CDRL: cerebellar-microcircuit-inspired reinforcement learning improves sample efficiency 3.4×
By structuring the actor and critic to mirror the cerebellum's granule-Purkinje circuit organization, a new RL framework reaches the same competence with substantially less environment interaction.
The cerebellum has long been the brain region that neuroscience research engineers gesture toward when asked which biological structure looks most “designed for control.” Its granular layer expands inputs into a high-dimensional sparse representation; its Purkinje cells integrate this expansion under climbing-fiber supervision; the resulting circuit is implicated in motor learning, predictive coding, and increasingly, the kind of internal-model learning that RL needs.

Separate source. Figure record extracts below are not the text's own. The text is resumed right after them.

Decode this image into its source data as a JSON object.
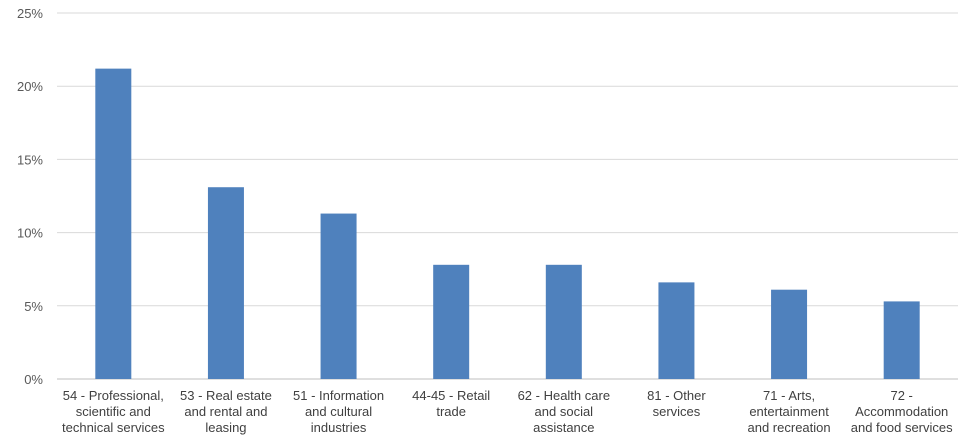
{
  "chart_data": {
    "type": "bar",
    "title": "",
    "xlabel": "",
    "ylabel": "",
    "ylim": [
      0,
      25
    ],
    "yticks": [
      "0%",
      "5%",
      "10%",
      "15%",
      "20%",
      "25%"
    ],
    "grid": true,
    "bar_color": "#4F81BD",
    "grid_color": "#D9D9D9",
    "categories": [
      [
        "54 - Professional,",
        "scientific and",
        "technical services"
      ],
      [
        "53 - Real estate",
        "and rental and",
        "leasing"
      ],
      [
        "51 - Information",
        "and cultural",
        "industries"
      ],
      [
        "44-45 - Retail",
        "trade"
      ],
      [
        "62 - Health care",
        "and social",
        "assistance"
      ],
      [
        "81 - Other",
        "services"
      ],
      [
        "71 - Arts,",
        "entertainment",
        "and recreation"
      ],
      [
        "72 -",
        "Accommodation",
        "and food services"
      ]
    ],
    "values": [
      21.2,
      13.1,
      11.3,
      7.8,
      7.8,
      6.6,
      6.1,
      5.3
    ]
  }
}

CDRL operationalizes the circuit literally. The actor is a granule-layer-style sparse high-dimensional projection; the critic is a Purkinje-style supervised integrator that receives an error signal styled on climbing-fiber dynamics. The training scheme keeps the analogy intact: errors are sparse and localized rather than backpropagated densely.
On a battery of MuJoCo continuous-control tasks, CDRL reaches PPO-equivalent performance with 3.4× fewer environment steps. The architecture is small — the granule projection is the only large layer — which suggests the gain is structural, not parametric. The authors are careful to flag that the cerebellar analogy is loose at the cellular level; the win is at the level of the circuit topology and the locality of the error.